The modest stone Cenotaph in London— like India Gate, also designed by Edwin Lutyens—and built just after World War I is now Britain’s official national war memorial. This design was widely copied for war memorials elsewhere in the Anglosphere—then Empire, now Commonwealth—but for India there were obviously grander plans. Maybe Britain was trying to make a point in its largest and most precious colony when its military power was facing challenges.

But for a country that has fought several wars since Independence and has one of the largest standing armies in the world, the lack of a proper memorial for fallen Indian soldiers was quite unconscionable. If anything, such memorials serve as reminders of the human cost of war and the steep price of freedom, rather than endorse jingoism or militarism—often reasons for opposition to such monuments. The National War Memorial behind India Gate was long overdue.

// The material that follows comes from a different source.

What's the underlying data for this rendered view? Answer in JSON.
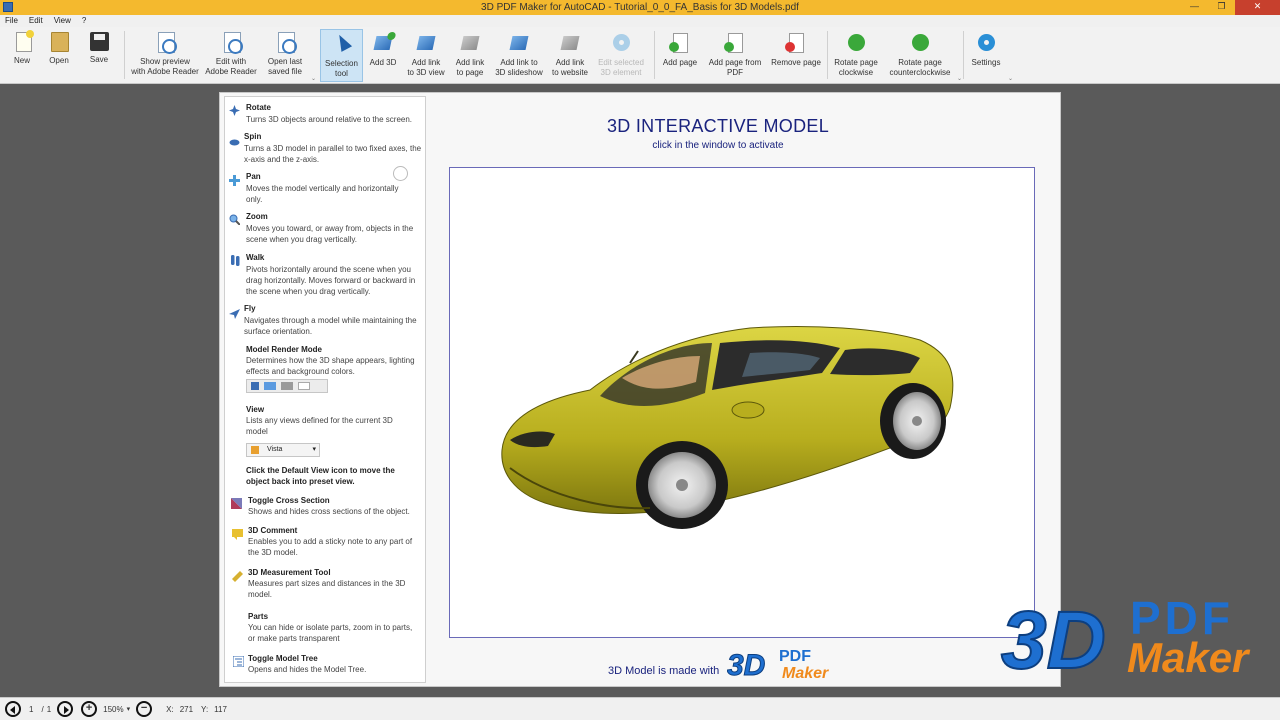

Interestingly, a “national war memorial” had been the subject of government deliberations right from 1961. Yet, the modest and obviously hurriedly-conceived and executed Amar Jawan Jyoti came up only after India had fought three more wars. Indianising a British memorial by making a marble pedestal under its arch—in time for the prime minister to pay homage on 26 January, 1972— was a clever idea but did not do justice to the larger cause that it was meant to serve.

There was another attempt by the defence ministry under AK Antony in 2006 to get sanction for a National War Memorial at the very spot where it now stands but it did not find favour with heritage panels. Unlike the complex that has now come up—where all elements are eye level rather than monumental—that design envisaged a structure which would be the same height as the plinth of the empty sandstone canopy that once housed a statue of ‘King-Emperor’ George V.

After a Cabinet decision in 2015, the Chennai-based architects WeBe Design Lab won a global competition for its design in 2017, and the National War Memorial was opened in 2019. Covering over 40 acres at one end of the Central Vista, it is dedicated to Indian soldiers who died during wars with Pakistan in 1948, 1965, 1971 and 1999, with China in 1962 and in the recent conflict at Galwan, besides the casualties of IPKF in Sri Lanka and UN peacekeeping missions.

Besides retired soldiers and their families, successive prime ministers, our three armed forces brass and visiting dignitaries always gave the Amar Jawan Jyoti memorial under India Gate’s arch due respect. But the millions of other daily visitors milling around taking selfies, chatting and munching on snacks from roadside vendors were hardly mindful of the gravitas of the flame, gun and helmet. Nowhere in the world are memorials places for casualness.

However, thanks to the exigencies of untrammelled growth of New Delhi, India Gate’s extensive lawns have also become a haven for people to enjoy open spaces and greenery. It was unfair to expect them to be sombre just because Amar Jawan Jyoti also happened to be located there.

On the other hand, now the National War Memorial is there, just a stone’s throw away, for those milling millions to go and pay their respects to our brave departed soldiers and the eternal flame.